Setelah dari Hard Rock Cafe, Ia menawarkan diri membawa kami ke beberapa tempat wisata yang dekat alun-alun kota. Beberapa kali kami meminta ia berhenti untuk memotret, dengan ramah Ia berhenti dan menunggu hingga kami selesai memotret. Ketika kami sampai di alun-alun kota dan membayar, sang supir yang bersahabat ini tetap bersikap ramah dan tidak meminta bayaran lebih atau mendongkol karena membawa kami lebih dari tempat-tempat yang telah disepakati.
Mau Makan Apa?
Selain bangunan indah, red district, satu hal lagi yang saya suka di kota ini adalah wisata kulinarinya. Segala macam restoran bisa kita temukan di sini. Amsterdam dengan penduduk yang majemuk dari berbagai suku bangsa, maka tidak heran bila restoran yang ada di sini juga dari berbagai bangsa. Mau makan apa, tinggal pilih.
Rasanya tidak sulit untuk menemukan restoran Indonesia ataupun dari negara Asia lainnya. Teman kami membawa kami mencoba masakan dari Malaysia, Kami mencoba ikan asam manis, kwetiaw, dan sayuran serta beberapa makanan lainnya, yang tentu saja cita rasa Asia yang sudah dimodifikasi dengan Eropa.
Entah karena lapar atau rakus, sayapun makan sampai nambah nasi tanpa malu-malu lagi.... ups... tetapi memang enak masakannya.
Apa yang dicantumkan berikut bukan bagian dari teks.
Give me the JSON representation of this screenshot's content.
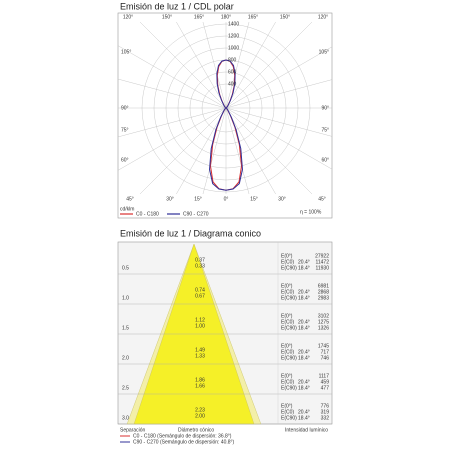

Selain terdapat berbagai jenis restoran, terdapat juga fastfood dari berbagai negara. Salah satunya yang kami jumpai ketika berjalan menuju ke restoran Malaysia adalah fastfood Manneken Pis yang begitu ramai pengunjung. Teman saya menjelaskan kalau itu adalah fastfood yang menjual kentang goreng yang terkenal di dunia. Saya bingung, apa bedanya dengan kentang goreng di tempat lain? Rasanya ingin mencoba. Tetapi melihat antrian yang begitu panjang, kami mengurungkan niat.
Kami akhirnya sampai ke sebuah tempat yang menjual aneka macam kue-kue Asia. Tidak lupa saya memborong beberapa kue untuk suami dan anak-anak serta untuk bekal di jalan saat pulang ke Prancis esok harinya.
Menjelang malam, kami berjalan ke stasiun kereta untuk menuju tujuan masing-masing. Sekali lagi kami melewati kawasan red street district, kawasan ini semakin ramai dengan para pengunjung, dikarenakan semakin malam semakin banyak hiburan terutama para pekerja sex yang mulai menampakkan diri dengan dandanannya yang sexy. Mereka berdiri atau bergaya di depan jendela kaca layaknya aquarium dengan latar belakang berwarna merah..
Dan sekali lagi sayapun terkaget-kaget, Ahhhh.. Amsterdam yang cantik, liar, dan menantang!!